If you find that you are losing things as soon as you set them down, try dedicating a spot to them. Make sure that you are putting your keys in the same spot every day. Make a spot for your glasses or the book you are reading. If you make Look At This a habit of putting everything in its place, forgetting where they are won't be a problem.
When you are trying to learn something new and you want to remember it, associate with something you already know. For instance, let's say you are learning a new phone number, remember it by thinking of a similar phone number. You have a better chance of keeping new information this way.
One tip for helping to remember things is to associate words and phrases with images. For example, let's say you have to do something at three o'clock. It's difficult to remember just three, but if you associate the memory with the three little pigs, you're more likely to remember what time it was that you had something to do.
Break complex information down into smaller, more memorable pieces. This simple trick is regularly used to help people remember large numbers. For instance, your credit card numbers, phone number and social security number are all broken down into smaller, hyphenated sections to make them easier to remember. You can do the same thing with any complex data that you are trying to recall.
Pay attention to the environments that pop up in your memories. These locations may enhance your learning abilities.
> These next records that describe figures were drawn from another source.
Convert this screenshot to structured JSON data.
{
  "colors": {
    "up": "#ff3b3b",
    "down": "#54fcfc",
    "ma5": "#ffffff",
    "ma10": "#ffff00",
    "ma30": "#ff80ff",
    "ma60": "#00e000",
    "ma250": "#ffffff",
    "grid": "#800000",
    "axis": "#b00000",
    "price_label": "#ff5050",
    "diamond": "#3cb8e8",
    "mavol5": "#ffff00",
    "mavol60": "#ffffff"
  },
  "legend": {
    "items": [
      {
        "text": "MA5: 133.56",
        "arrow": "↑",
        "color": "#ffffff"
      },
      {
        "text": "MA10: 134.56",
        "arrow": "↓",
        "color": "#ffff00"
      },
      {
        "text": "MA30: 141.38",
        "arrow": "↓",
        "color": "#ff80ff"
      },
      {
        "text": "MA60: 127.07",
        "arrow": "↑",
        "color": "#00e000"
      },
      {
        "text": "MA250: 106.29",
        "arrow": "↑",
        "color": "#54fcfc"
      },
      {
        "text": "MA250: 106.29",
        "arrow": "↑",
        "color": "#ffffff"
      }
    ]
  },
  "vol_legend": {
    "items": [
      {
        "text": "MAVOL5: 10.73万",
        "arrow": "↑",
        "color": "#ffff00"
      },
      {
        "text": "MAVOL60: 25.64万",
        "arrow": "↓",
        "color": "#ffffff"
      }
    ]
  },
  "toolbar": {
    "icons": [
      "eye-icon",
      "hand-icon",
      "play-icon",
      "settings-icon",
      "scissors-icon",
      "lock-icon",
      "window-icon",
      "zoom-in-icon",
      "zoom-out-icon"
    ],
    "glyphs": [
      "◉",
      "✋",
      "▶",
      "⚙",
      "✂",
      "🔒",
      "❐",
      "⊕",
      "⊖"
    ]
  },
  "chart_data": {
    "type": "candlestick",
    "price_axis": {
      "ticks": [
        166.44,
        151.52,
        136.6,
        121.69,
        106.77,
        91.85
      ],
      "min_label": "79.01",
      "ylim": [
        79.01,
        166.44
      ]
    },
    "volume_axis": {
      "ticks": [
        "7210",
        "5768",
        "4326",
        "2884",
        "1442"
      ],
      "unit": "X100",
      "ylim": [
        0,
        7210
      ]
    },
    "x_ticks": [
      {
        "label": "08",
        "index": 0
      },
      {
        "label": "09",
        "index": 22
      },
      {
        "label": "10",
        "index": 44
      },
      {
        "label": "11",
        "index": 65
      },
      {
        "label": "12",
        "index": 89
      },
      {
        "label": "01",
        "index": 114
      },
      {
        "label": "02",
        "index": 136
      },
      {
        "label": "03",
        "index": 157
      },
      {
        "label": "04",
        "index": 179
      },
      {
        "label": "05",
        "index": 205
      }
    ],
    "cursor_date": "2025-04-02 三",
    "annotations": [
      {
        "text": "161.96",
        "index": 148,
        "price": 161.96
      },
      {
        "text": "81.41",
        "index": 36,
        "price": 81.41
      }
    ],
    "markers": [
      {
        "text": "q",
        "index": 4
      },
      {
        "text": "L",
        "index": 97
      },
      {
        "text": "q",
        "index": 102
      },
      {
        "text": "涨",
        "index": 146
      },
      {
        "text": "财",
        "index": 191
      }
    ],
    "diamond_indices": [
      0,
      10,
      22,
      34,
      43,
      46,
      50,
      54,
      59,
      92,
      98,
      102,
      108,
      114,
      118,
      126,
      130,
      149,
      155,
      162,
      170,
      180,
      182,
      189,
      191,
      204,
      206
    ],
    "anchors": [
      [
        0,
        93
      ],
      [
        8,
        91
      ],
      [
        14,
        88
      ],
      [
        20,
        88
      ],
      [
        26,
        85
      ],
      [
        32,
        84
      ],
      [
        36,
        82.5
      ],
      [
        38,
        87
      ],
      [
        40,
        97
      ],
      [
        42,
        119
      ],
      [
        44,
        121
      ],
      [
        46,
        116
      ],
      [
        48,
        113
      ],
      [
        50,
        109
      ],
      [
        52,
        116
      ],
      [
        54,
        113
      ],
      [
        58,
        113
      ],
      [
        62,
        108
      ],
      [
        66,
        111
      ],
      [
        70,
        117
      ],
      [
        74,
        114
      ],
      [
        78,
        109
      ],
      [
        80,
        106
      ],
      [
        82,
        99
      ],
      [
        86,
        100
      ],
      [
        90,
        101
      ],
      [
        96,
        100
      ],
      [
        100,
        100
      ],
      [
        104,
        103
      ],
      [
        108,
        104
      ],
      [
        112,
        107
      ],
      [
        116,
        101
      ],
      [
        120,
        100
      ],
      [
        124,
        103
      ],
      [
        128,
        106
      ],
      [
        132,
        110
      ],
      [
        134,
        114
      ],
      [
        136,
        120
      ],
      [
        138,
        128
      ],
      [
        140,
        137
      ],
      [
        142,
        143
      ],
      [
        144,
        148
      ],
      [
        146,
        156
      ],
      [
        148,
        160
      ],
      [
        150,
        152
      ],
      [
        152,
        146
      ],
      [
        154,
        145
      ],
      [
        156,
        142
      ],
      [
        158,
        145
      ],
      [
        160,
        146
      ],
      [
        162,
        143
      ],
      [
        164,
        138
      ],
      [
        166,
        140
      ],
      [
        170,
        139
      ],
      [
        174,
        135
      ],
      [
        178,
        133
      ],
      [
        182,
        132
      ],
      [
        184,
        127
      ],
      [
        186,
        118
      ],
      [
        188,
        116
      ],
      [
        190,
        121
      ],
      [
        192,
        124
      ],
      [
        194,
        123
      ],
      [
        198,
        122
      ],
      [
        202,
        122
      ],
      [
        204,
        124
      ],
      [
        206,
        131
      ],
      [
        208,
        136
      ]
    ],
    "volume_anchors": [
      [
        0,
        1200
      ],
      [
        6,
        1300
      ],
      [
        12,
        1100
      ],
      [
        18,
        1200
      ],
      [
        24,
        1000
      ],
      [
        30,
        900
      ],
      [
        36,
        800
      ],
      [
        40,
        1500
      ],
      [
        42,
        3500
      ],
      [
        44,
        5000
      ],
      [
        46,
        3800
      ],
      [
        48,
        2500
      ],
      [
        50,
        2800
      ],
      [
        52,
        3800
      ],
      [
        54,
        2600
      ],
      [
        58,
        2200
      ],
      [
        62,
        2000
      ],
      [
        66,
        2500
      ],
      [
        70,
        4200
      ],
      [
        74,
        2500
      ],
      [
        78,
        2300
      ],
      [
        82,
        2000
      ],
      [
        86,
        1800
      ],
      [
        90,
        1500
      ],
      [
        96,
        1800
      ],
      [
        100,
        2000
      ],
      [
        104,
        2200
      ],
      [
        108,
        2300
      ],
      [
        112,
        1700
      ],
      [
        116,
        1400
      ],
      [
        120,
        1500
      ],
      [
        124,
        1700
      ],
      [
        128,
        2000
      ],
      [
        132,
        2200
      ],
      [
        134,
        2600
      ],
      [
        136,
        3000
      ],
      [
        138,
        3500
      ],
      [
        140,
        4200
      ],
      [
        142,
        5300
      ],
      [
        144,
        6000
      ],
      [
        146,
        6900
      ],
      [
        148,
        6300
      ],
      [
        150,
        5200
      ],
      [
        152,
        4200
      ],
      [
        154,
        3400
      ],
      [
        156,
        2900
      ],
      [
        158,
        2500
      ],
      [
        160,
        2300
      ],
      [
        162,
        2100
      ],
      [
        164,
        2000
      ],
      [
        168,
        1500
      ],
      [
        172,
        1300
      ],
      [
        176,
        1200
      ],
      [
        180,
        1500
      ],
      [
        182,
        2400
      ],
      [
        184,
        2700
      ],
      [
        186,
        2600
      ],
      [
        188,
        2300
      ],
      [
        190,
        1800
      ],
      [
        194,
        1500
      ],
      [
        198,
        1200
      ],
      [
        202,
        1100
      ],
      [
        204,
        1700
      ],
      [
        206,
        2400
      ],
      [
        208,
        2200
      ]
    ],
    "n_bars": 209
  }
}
Return to these types of locations, or replicate their effects, in order to bring about the memory-enhancing effect of those places. Many people find that a certain level of background noise, for example, is vital to their learning.
Move around. Movement can help you remember things. If you are trying to learn something, repeat it to yourself while pacing or even while you are working out. Moving around can also be very helpful when you are trying to recall something you are having difficulty remembering. Full body movement will help your memory.
Remembering and matching names with faces can be very difficult. Focus on the person's face or a specific feature of their face; then try recalling an anecdote about them. With time and practice people's names will spring to mind more readily.
If you have forgotten something important that you need to remember, close your eyes and take a deep breath. Try breathing exercises by holding your breath in for a few seconds and releasing it. After doing this a few times, go back to trying to remember what you have forgotten.
Try learning a new language. Learning a new language can really help to keep your mind and memory in shape. It has also been proven to delay brain deterioration and dementia. Just immersing yourself in the language will do. There is no need to become a fluent speaker of it.
You might be frustrated about forgetting things, but you can get over this. If you use these tips, you can find that remember things will be easier than ever. With some effort on your part, you can see significant improvement in your memory over time.